Malshe and Phillips agree that the success of NanoMech would not have been possible without the University of Arkansas. Phillips explained that one of the things that attracted him to Arkansas was the university’s strong engineering program and commitment to investments like the new Institute for Nanoscience and Engineering.
“When you look at the success of Silicon Valley and the Research Triangle, it’s undergirded by a strong technology investment,” Phillips said. “Here, the College of Engineering and Fulbright College of Arts and Sciences have a very strong material science group.” The Institute for Nanoscience and Engineering, he explained “will attract scientists and engineers in a way that it will provide what Silicon Valley and Research Triangle have: human intellectual capital that can assist companies that are growing in the area of nanotechnology.”

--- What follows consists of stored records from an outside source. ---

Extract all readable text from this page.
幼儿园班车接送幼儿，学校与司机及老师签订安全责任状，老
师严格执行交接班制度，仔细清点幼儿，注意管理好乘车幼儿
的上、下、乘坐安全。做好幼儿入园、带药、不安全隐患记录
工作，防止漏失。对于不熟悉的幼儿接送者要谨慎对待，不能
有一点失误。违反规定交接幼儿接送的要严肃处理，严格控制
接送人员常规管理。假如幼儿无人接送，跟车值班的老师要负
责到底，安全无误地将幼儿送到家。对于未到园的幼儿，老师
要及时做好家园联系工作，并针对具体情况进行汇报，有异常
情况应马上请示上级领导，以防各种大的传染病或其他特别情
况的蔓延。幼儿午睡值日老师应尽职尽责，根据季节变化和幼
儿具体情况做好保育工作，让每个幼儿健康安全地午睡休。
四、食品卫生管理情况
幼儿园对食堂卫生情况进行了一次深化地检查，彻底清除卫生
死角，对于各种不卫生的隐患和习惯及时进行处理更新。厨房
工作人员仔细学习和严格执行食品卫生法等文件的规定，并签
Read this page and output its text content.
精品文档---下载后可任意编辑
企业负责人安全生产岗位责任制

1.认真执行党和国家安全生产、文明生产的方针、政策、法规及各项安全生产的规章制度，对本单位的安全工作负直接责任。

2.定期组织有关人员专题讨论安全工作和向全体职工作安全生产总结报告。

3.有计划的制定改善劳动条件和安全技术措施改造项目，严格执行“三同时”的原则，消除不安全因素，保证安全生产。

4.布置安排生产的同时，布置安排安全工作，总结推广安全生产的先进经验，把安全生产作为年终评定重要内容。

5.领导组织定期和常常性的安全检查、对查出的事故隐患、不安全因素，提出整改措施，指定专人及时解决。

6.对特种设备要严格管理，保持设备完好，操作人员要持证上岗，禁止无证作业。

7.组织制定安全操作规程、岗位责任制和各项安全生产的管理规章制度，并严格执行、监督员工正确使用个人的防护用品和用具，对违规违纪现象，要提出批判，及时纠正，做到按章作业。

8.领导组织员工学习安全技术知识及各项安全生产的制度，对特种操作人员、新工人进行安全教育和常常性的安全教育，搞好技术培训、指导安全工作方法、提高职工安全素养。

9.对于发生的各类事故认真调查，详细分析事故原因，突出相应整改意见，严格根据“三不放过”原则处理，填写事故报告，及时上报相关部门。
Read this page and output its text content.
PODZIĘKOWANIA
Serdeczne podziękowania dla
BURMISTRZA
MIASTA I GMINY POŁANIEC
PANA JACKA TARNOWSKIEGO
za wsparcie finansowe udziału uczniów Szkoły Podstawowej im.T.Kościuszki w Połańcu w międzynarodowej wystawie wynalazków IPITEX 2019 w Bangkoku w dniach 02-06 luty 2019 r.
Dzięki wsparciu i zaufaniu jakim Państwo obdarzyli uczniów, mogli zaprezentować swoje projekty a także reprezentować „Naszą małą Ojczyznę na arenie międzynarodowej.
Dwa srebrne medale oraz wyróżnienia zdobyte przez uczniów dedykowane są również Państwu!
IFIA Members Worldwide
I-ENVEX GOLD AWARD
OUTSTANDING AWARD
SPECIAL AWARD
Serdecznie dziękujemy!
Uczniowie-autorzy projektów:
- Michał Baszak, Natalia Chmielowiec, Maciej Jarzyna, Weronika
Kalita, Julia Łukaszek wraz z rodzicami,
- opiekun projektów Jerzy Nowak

“Today’s universities are the knowledge creators,” said Malshe, who values his position as a professor and entrepreneur, a vocation he has termed “profeneur.” In this role, Malshe is able to create new technology and new jobs through his company, exchange ideas with other researchers and business leaders, and use his teaching skills to inspire the next generation of engineering innovators.
“When I came to this country, NanoMech was my dream,” said Malshe. “I was blessed to add to that dream the ability to take that knowledge to the classroom.”
Developing and commercializing a product takes time. Phillips explained that NanoMech’s decade of research and development is an asset to the company. “This is ten years of research and trial and error,” he said. NanoMech has just entered the commercial realm, and Phillips and Malshe hope to keep expanding the market for their products and developing new technologies, as well as new jobs.
Jim Phillips is excited about the future, in which he sees limitless possibilities. In his mind’s eye, NanoMech’s technology could keep getting bigger and better—paint that never fades, airplanes that don’t break when they crash and propulsion systems for hovercraft are just a few of the products he can imagine—as it gets smaller and smaller. “Look up and you can feel infinity,” he said. “You just keep multiplying. For nano, divide by two—that’s also infinite.”
For his part, Ajay Malshe is open-minded and optimistic. “People ask me where I will be ten years from now,” he said. “I have no idea. I don’t even know where I’ll be tomorrow, but the point is this is not a destination, it’s a process, and it is a fun process. I will have many stories to tell my grandkids.”
Editor’s note: an error was corrected in this article on 10/21/11. While Malshe was a visiting scholar at OSU, he did not teach there, as stated in the original article.